Ainsi, outre la juge, la procureure de la Couronne et l’avocat de la défense, des agents de liaison, de probation, des intervenants du CIUSSS-Mauricie et Centre-du-Québec, des organismes comme Le Havre, Point de rue, et également du personnel médical interviendront au besoin dans le programme, auquel l’accusé accédera sur une base volontaire.

«On évalue chaque dossier au cas par cas. Les personnes qui sont jugées admissibles sont généralement accusées d’une infraction criminelle par voie sommaire. Exceptionnellement, on verra des dossiers par acte criminel», explique la procureure aux poursuites criminelles et pénales qui a initié le PAJ-SM à Trois-Rivières, Me Pascale Tremblay. Cette dernière précise que certaines infractions seront toutefois automatiquement exclues du programme, telles que les agressions sexuelles, pornographie juvénile ou encore la conduite avec les facultés affaiblies. Évidemment, les personnes accusées de crimes objectivement plus graves, comme les meurtres ou tentatives de meurtre, ne pourront pas se qualifier pour prendre part à ce programme.

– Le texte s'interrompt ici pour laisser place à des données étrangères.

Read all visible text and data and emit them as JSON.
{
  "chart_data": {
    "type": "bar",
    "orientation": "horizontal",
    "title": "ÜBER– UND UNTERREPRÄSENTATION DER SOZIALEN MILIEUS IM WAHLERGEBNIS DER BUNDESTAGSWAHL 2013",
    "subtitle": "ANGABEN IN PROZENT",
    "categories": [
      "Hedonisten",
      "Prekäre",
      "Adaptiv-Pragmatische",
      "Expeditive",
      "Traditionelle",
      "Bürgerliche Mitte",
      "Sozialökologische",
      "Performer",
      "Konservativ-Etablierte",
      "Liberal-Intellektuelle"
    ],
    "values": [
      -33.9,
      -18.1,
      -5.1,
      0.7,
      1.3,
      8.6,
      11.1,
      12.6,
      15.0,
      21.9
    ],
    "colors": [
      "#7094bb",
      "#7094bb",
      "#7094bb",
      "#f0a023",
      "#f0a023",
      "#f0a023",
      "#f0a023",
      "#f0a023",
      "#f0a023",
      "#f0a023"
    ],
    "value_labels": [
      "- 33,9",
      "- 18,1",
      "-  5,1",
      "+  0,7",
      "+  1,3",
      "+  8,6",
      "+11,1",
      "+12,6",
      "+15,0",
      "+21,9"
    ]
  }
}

Les personnes accusées qui acceptent de participer au programme seront entendues par la juge Dominique Slater, partenaire du PAJ-SM. Le déroulement de l’audience sera beaucoup moins formel, quoique respectant tout de même un certain décorum. En contrepartie, le participant doit s’engager dans un processus de plan d’action en concertation avec tous les intervenants pour l’amener vers un rétablissement et l’absence de récidive. Dans la plupart des cas où le programme s’avère une réussite, les dossiers se termineront par un arrêt des procédures, un engagement ou encore une peine qui exclura l’emprisonnement, constate Me Tremblay. «Si la personne identifiée comme pouvant prendre part au programme ne s’y conforme pas à la satisfaction de l’ensemble des intervenants, il y a alors un retour vers le tribunal régulier», ajoute la procureure.

Depuis deux ans, pas moins de 91 personnes accusées dans le district judiciaire de Trois-Rivières ont été identifiées comme pouvant prendre part au programme. De ce nombre, plus de la moitié ont complété le programme. Le deux tiers étaient des hommes, et la majorité des crimes commis touchaient des bris de probation, crime contre la personne ou encore des vols et méfaits.

«Ce n’est pas un programme facile. C’est adapté pour les gens qui veulent s’en sortir et qui participent avec nous tout en tenant compte de leurs capacités», résume Stéphanie Pratte, agente de liaison au PAJ-SM.